I survived a whole year. It seems like it's been so much longer than that. I had been dreading the 2nd for weeks, but I made it.
This year was pretty calm. I once again woke to a beautiful morning.. no phone calls. I got ready as my phone slowly started ringing more often with facebook updates and text messages. I went to class. I could hear people whispering behind me most of the day and I just kept praying the day would go fast so I didn't have to think about it anymore. I went to lunch with my friends after our seminar and I had some errands to run that afternoon. I found it easier to stay ridiculously busy so I wasn't moping around doing nothing.
I went to the football game and I held it together. I got that same feeling of a thousand eyes on me as I walked by. Everyone knew what day it was. It was a repeat of walking on eggshells when it came to talking to me or shying away. I felt those same things last year. I know people mean well and I am thankful for everyone's support.. Sometimes it's just an awkward feeling that I could never explain to anyone. By the end of the game I was quiet. I held it together all day and it was about to come crashing down.
I made it back to my house with one of my friends. I walked into my kitchen and put all of my stuff down... Game over. I lost it. Hitting the one year mark signified so much. I had done many of the things I did a year before that, but it was so very different. My heart ached at the fact that so much time has gone by and he really isn't coming back.
Ever since that day everything has been weighing heaving on my heart and mind. I've found myself thinking about it more frequently. Longing to have my old life back more than I ever have along with the blunt reality that it's not going to happen.
Two nights ago I had a dream and he was talking to me. I wish I could remember exactly what he said but I woke up and just laid there. Almost stunned. It's been so long since I last had dream and not remembering what it was about was eating me alive. I know they say dreams are just our imaginations or thoughts processing; however, I hold on to those dreams more than anything else in the world. Even if it's not real I feel like he's talking to me and saying he's still there.
I really can't believe a year has gone by. My whole life has drastically changed in a matter of 365 days. A new future and outlook on life.. the same pains that it will never be what I once had. I made it though. A year ago getting through a week seemed nearly impossible. I didn't know what to do or how I was going to survive. I remember saying a million times, "what am I supposed to do?" I went into a survival mode.. almost like an auto-pilot. Fighting through each day just to get up and fight through the next.
I'm stronger. So much stronger than I was at the beginning. I still cry. I still hurt. Those things have remained fairly steady in my life. The best thing of it all? Still being in love. No matter what happens in life or who is taken from you too soon, you never stop loving them. I think about him every single day and I'm so thankful to have had that kind of love in my life. We were a perfect match and most people don't experience that in their lifetime. I will always be thankful for that.
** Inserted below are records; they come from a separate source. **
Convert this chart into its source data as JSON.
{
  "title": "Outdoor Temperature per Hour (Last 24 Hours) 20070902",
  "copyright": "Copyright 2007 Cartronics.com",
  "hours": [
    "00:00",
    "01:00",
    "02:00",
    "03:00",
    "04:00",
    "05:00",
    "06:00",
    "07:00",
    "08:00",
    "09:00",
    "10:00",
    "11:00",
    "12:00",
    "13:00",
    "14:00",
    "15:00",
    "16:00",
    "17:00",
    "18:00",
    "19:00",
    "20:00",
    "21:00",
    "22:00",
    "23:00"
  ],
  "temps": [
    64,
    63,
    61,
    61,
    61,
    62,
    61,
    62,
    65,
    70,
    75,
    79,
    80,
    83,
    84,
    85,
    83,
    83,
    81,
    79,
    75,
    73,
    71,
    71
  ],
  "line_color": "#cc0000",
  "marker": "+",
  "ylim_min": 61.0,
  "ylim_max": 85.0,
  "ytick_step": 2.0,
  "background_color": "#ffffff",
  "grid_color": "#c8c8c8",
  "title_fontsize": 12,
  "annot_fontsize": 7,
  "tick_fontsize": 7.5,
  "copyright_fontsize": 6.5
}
Well here we are on year two. I'm not sure what this year will bring. I'm out of "last years" and "firsts," but you never know what it will be like now. What I do this year is I can survive it. I can slowly start living my life again. Easing some of the pain and enjoying the things I can do. When Josh died, part of me died too. At the same time.. part of me is still alive and he would never in a million years want me to throw my life away. He wants me to live and I will.. just for him.